The lesson - for First Nations voting on these treaties and others still bargaining - could easily be that waiting pays. That's especially true, as B.C.'s acting auditor general noted in a report earlier this month, if interim agreements developed as part of the province's "new relationship" provide some of the benefits of treaties without any commitments. There are benefits to First Nations in getting treaties done quickly. The sooner the agreements are signed, the sooner they can begin working towards what should be a better future.

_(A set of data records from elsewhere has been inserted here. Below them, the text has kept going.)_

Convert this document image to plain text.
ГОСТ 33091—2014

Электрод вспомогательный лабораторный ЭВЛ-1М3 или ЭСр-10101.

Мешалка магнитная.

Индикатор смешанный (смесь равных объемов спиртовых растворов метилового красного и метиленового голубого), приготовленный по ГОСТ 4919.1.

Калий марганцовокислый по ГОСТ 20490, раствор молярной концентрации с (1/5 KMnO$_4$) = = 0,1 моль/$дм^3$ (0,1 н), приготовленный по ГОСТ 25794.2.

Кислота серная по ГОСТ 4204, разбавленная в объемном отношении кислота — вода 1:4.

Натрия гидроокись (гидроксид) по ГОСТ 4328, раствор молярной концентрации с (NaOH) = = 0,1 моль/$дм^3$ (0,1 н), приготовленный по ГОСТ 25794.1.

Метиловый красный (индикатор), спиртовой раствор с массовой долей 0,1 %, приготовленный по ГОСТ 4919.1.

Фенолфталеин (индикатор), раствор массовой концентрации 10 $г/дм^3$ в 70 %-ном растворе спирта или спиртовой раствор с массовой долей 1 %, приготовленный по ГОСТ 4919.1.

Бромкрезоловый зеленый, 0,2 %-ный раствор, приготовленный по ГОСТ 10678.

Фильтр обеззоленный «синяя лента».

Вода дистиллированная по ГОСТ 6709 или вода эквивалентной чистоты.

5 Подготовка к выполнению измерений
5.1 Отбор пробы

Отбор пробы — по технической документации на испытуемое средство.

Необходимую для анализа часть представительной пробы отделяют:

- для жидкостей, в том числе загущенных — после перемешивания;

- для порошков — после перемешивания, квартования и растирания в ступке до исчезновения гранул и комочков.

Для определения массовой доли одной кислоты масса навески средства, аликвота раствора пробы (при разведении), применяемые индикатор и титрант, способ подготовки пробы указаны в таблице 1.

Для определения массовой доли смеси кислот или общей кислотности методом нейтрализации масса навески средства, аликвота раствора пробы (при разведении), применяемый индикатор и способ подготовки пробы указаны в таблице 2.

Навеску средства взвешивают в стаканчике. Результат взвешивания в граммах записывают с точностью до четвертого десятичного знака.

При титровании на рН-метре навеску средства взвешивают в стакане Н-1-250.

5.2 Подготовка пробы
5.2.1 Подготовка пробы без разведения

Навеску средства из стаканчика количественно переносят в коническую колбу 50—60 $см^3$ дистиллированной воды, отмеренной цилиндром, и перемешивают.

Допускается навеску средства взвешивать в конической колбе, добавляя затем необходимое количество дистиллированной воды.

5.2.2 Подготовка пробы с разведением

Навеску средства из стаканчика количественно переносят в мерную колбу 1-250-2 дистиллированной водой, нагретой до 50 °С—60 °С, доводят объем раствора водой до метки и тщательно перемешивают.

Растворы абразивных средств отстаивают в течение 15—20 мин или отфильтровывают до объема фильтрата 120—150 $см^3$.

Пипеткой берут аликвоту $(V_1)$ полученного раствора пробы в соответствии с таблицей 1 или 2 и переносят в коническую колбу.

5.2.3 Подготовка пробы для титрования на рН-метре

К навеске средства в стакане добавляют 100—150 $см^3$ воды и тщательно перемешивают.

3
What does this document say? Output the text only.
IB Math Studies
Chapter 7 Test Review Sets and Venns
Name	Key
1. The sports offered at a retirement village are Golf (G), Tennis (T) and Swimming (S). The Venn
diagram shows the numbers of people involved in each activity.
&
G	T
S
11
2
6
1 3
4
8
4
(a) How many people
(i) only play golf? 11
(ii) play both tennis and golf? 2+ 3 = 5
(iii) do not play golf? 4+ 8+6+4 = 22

But federal and provincial government negotiators are also going to have to be clear. While First Nations can still expect meaningful negotiations at treaty tables, the compensation pattern, in broad terms, is being set now. The Tsawwassen, Maa-nulth and Lheidli T'eneh need to know that it will not be a mistake to lead the way.
If they have that confidence, B.C. could be on the brink of an important step forward on treaties.
Footnote: The rising costs of settlement raise again the question of how different things might be today if the B.C. Liberals had not fought the Nisga'a treaty and given up at least two years of potential progress while they conducted the now-ignored referendum on treaty principles.